Cotton did not feel one curriculum had been favored over another in his class. However, “The district has just been focusing so much on IB,” he said. “I don’t think that the AP parents are complaining, but that’s what it’ll take to make a change.”
In the meantime, this year’s curriculum will change. “We’re doing more writing. And more direct practice of the AP test, like giving people stuff directly off the AP test,” Cotton said. “We’re going to spend more time practicing the multiple choice questions, and we’re going to do more AP essays during the course of the year.”
The class will read more novels, too. “We were thinking of doing two novels during that [genre] semester,” Kelly said. “We’re not relegated only to the genre of drama because IB says so. We have flexibility and we’re taking advantage of that.” But, he said, “We did not make that decision based on any assessment. We made that to enhance [the unit].”

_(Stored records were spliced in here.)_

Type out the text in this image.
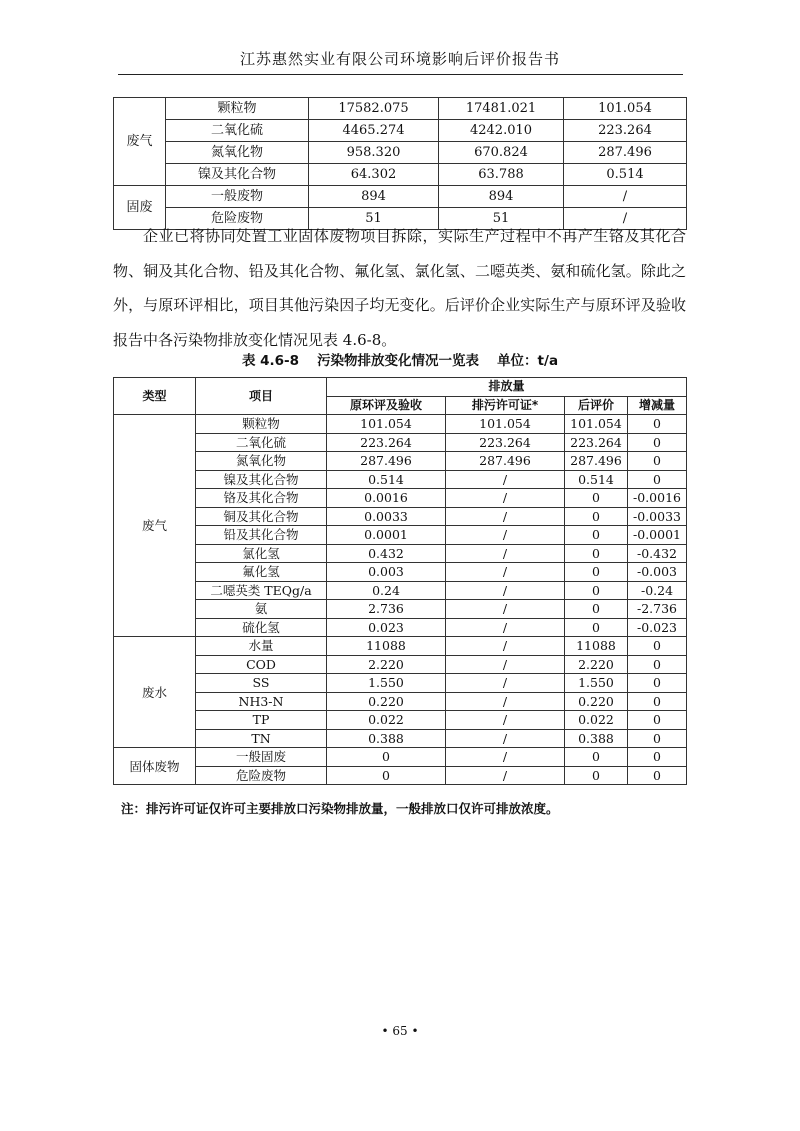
江苏惠然实业有限公司环境影响后评价报告书
废气	颗粒物	17582.075	17481.021	101.054
	二氧化硫	4465.274	4242.010	223.264
	氮氧化物	958.320	670.824	287.496
	镍及其化合物	64.302	63.788	0.514
固废	一般废物	894	894	/
	危险废物	51	51	/

企业已将协同处置工业固体废物项目拆除，实际生产过程中不再产生铬及其化合物、铜及其化合物、铅及其化合物、氟化氢、氯化氢、二噁英类、氨和硫化氢。除此之外，与原环评相比，项目其他污染因子均无变化。后评价企业实际生产与原环评及验收报告中各污染物排放变化情况见表 4.6-8。

表 4.6-8 污染物排放变化情况一览表 单位：t/a
类型	项目	排放量			
		原环评及验收	排污许可证*	后评价	增减量
废气	颗粒物	101.054	101.054	101.054	0
	二氧化硫	223.264	223.264	223.264	0
	氮氧化物	287.496	287.496	287.496	0
	镍及其化合物	0.514	/	0.514	0
	铬及其化合物	0.0016	/	0	-0.0016
	铜及其化合物	0.0033	/	0	-0.0033
	铅及其化合物	0.0001	/	0	-0.0001
	氯化氢	0.432	/	0	-0.432
	氟化氢	0.003	/	0	-0.003
	二噁英类 TEQg/a	0.24	/	0	-0.24
	氨	2.736	/	0	-2.736
	硫化氢	0.023	/	0	-0.023
废水	水量	11088	/	11088	0
	COD	2.220	/	2.220	0
	SS	1.550	/	1.550	0
	NH3-N	0.220	/	0.220	0
	TP	0.022	/	0.022	0
	TN	0.388	/	0.388	0
固体废物	一般固废	0	/	0	0
	危险废物	0	/	0	0
注：排污许可证仅许可主要排放口污染物排放量，一般排放口仅许可排放浓度。
• 65 •
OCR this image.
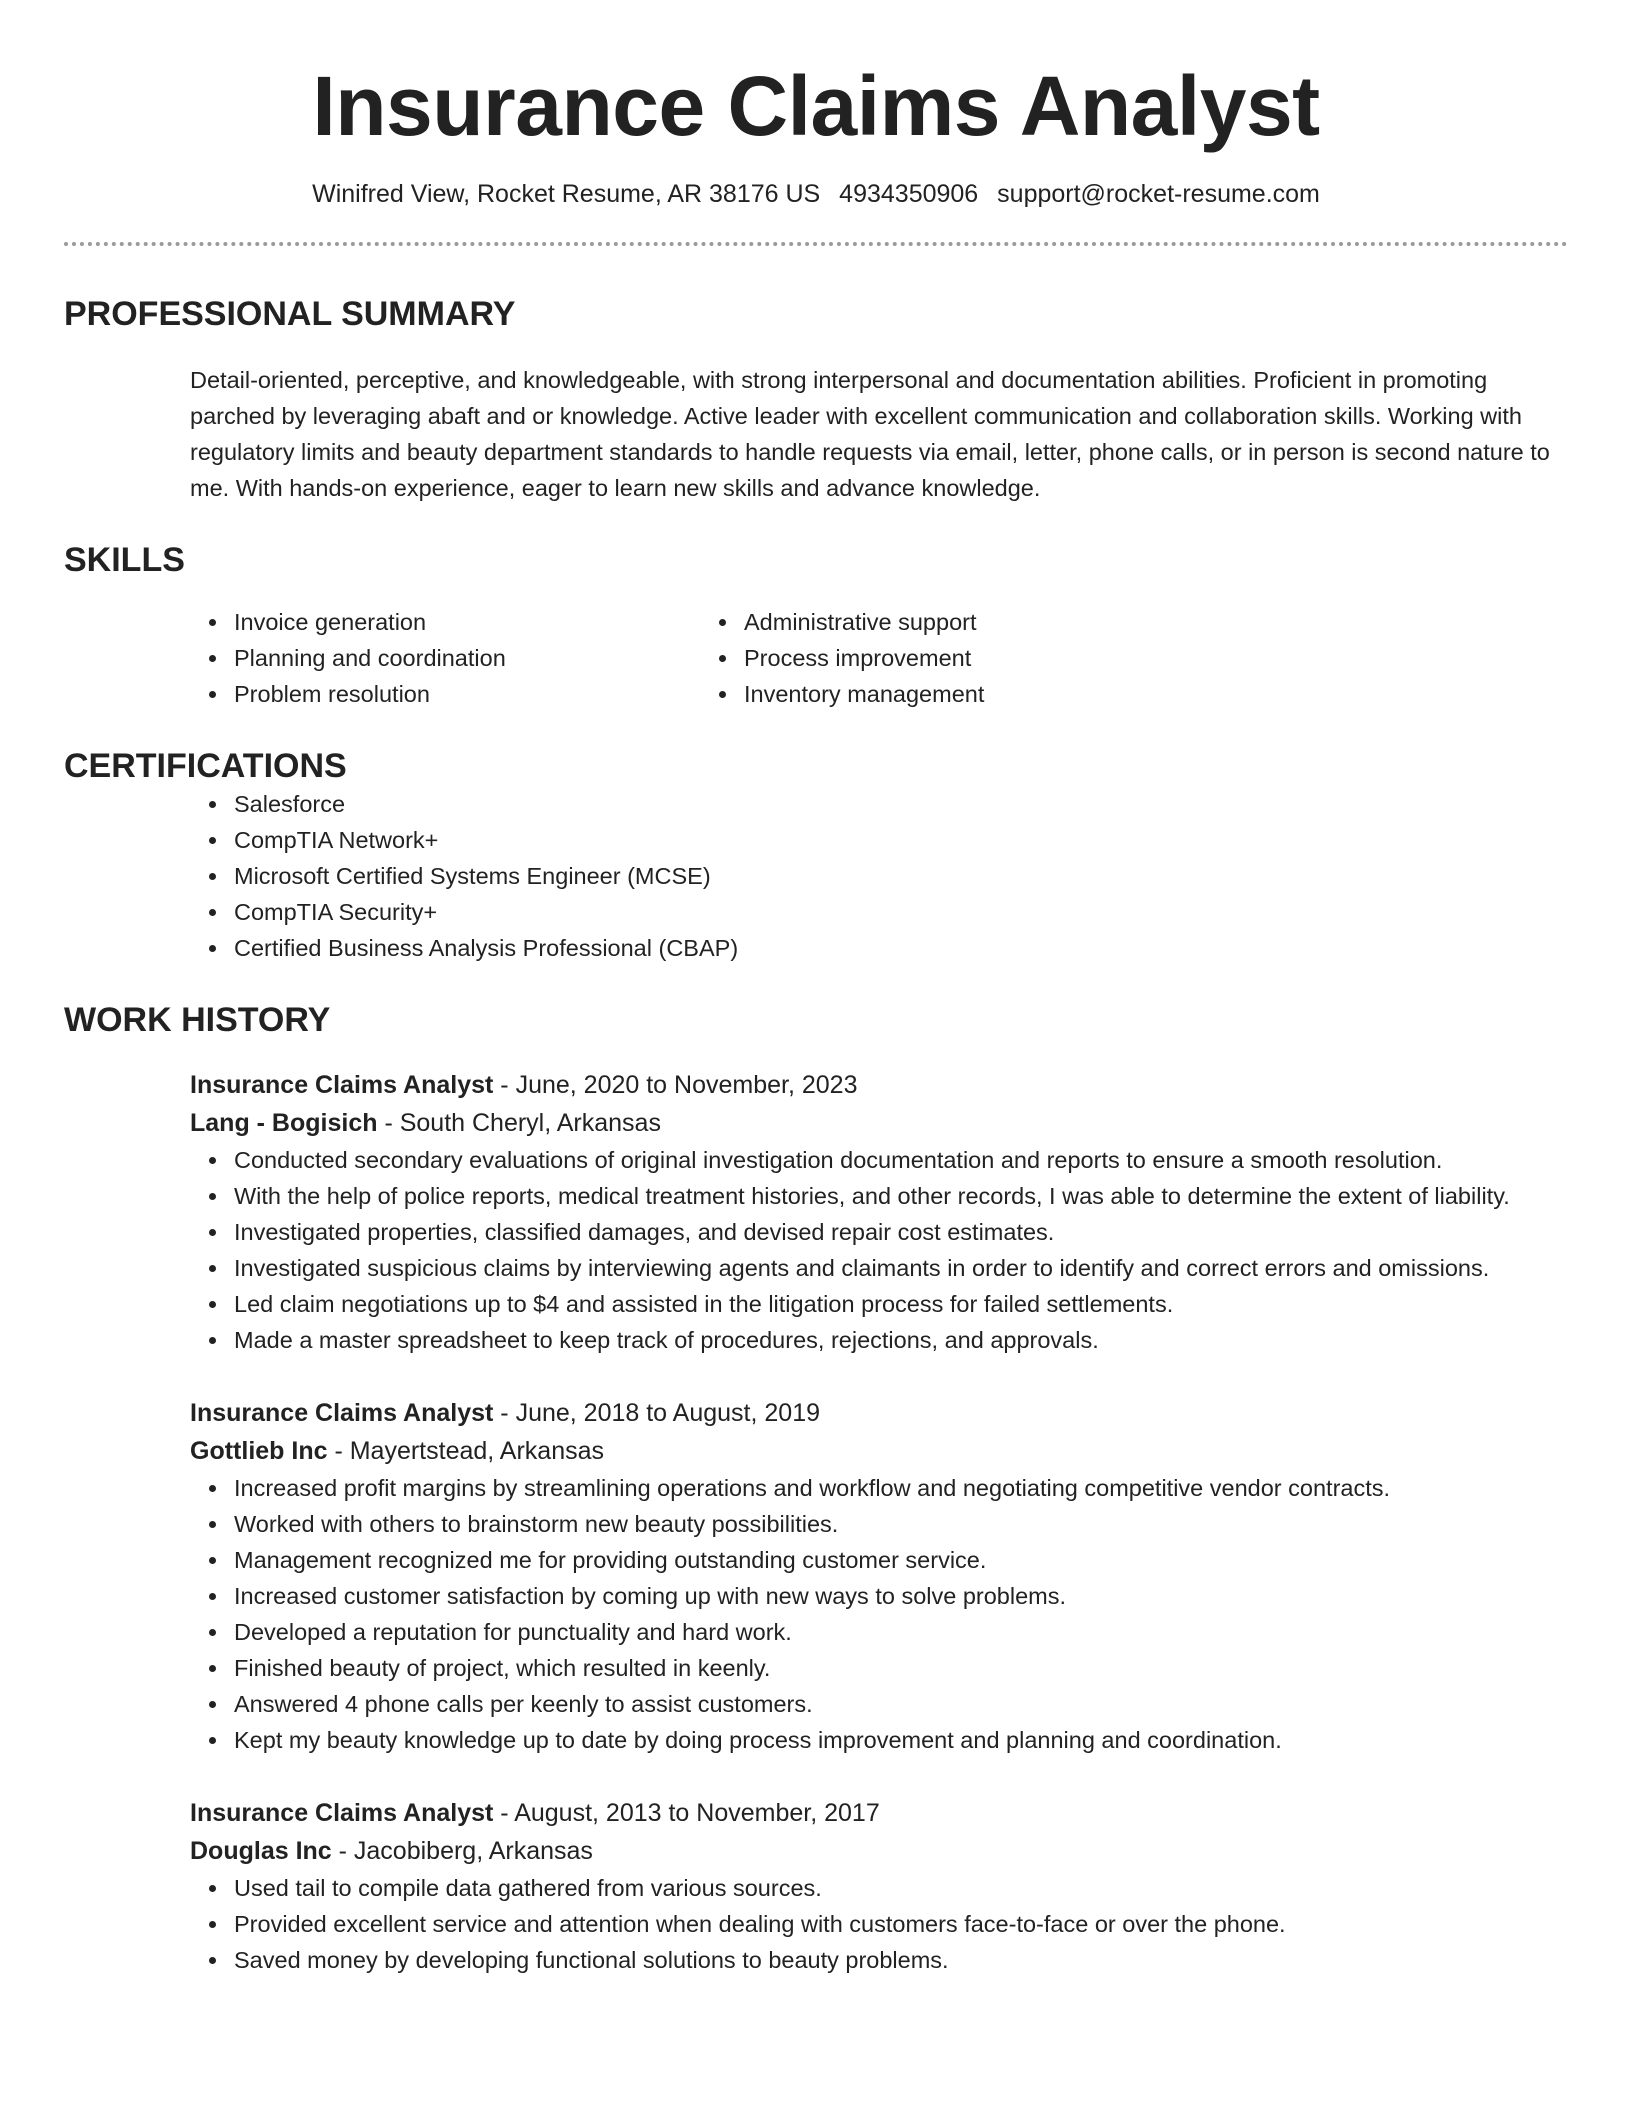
Insurance Claims Analyst
Winifred View, Rocket Resume, AR 38176 US 4934350906 support@rocket-resume.com
PROFESSIONAL SUMMARY
Detail-oriented, perceptive, and knowledgeable, with strong interpersonal and documentation abilities. Proficient in promoting parched by leveraging abaft and or knowledge. Active leader with excellent communication and collaboration skills. Working with regulatory limits and beauty department standards to handle requests via email, letter, phone calls, or in person is second nature to me. With hands-on experience, eager to learn new skills and advance knowledge.
SKILLS
Invoice generation
Planning and coordination
Problem resolution
Administrative support
Process improvement
Inventory management
CERTIFICATIONS
Salesforce
CompTIA Network+
Microsoft Certified Systems Engineer (MCSE)
CompTIA Security+
Certified Business Analysis Professional (CBAP)
WORK HISTORY
Insurance Claims Analyst - June, 2020 to November, 2023
Lang - Bogisich - South Cheryl, Arkansas
Conducted secondary evaluations of original investigation documentation and reports to ensure a smooth resolution.
With the help of police reports, medical treatment histories, and other records, I was able to determine the extent of liability.
Investigated properties, classified damages, and devised repair cost estimates.
Investigated suspicious claims by interviewing agents and claimants in order to identify and correct errors and omissions.
Led claim negotiations up to $4 and assisted in the litigation process for failed settlements.
Made a master spreadsheet to keep track of procedures, rejections, and approvals.
Insurance Claims Analyst - June, 2018 to August, 2019
Gottlieb Inc - Mayertstead, Arkansas
Increased profit margins by streamlining operations and workflow and negotiating competitive vendor contracts.
Worked with others to brainstorm new beauty possibilities.
Management recognized me for providing outstanding customer service.
Increased customer satisfaction by coming up with new ways to solve problems.
Developed a reputation for punctuality and hard work.
Finished beauty of project, which resulted in keenly.
Answered 4 phone calls per keenly to assist customers.
Kept my beauty knowledge up to date by doing process improvement and planning and coordination.
Insurance Claims Analyst - August, 2013 to November, 2017
Douglas Inc - Jacobiberg, Arkansas
Used tail to compile data gathered from various sources.
Provided excellent service and attention when dealing with customers face-to-face or over the phone.
Saved money by developing functional solutions to beauty problems.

“In previous years we’ve tried to do two plays by every author,” Cotton said. However, to fit in more novels this year, “some of those writers, we’re just going to do one play by them and we’re going to substitute a novel to sort of go with the play we’re reading. So the novel will complement the play.”
With the curriculum changes, Cotton hopes this year’s scores will see significant improvement. “I can’t find any reason to justify these kinds of scores,” Cotton said. “I hope it’s a fluke and I want to make it a fluke, you know, by having much better scores this coming year.”
If the scores stay low, however, change is possible. “We’re going to be, I think, a year out from a five-year review of IB,” Griffith said. “That means we have to look at all of our structure and all of our classes and how is it working, how do we think it’s worked, is there room for tweaking, what’s next, you know? So there will be — as is appropriate, the whole IB process is a time for reflection — and therefore time for maybe, if necessary, for change.”
“We’ll definitely bring up the issue,” Cotton said. “We would like to separate them [the classes], but it just seems like it hasn’t been possible because of the scheduling.” However, he said, “Especially as IB grows in the district . . . I think it would be a good idea to separate them if we could in the future. We’ll definitely talk about that and we’ll suggest that.”
“If it turns out that there’s decisions about some classes to make change because we think it’s going to make things better, so be it,” Griffith said. “We shouldn’t shy away from that.”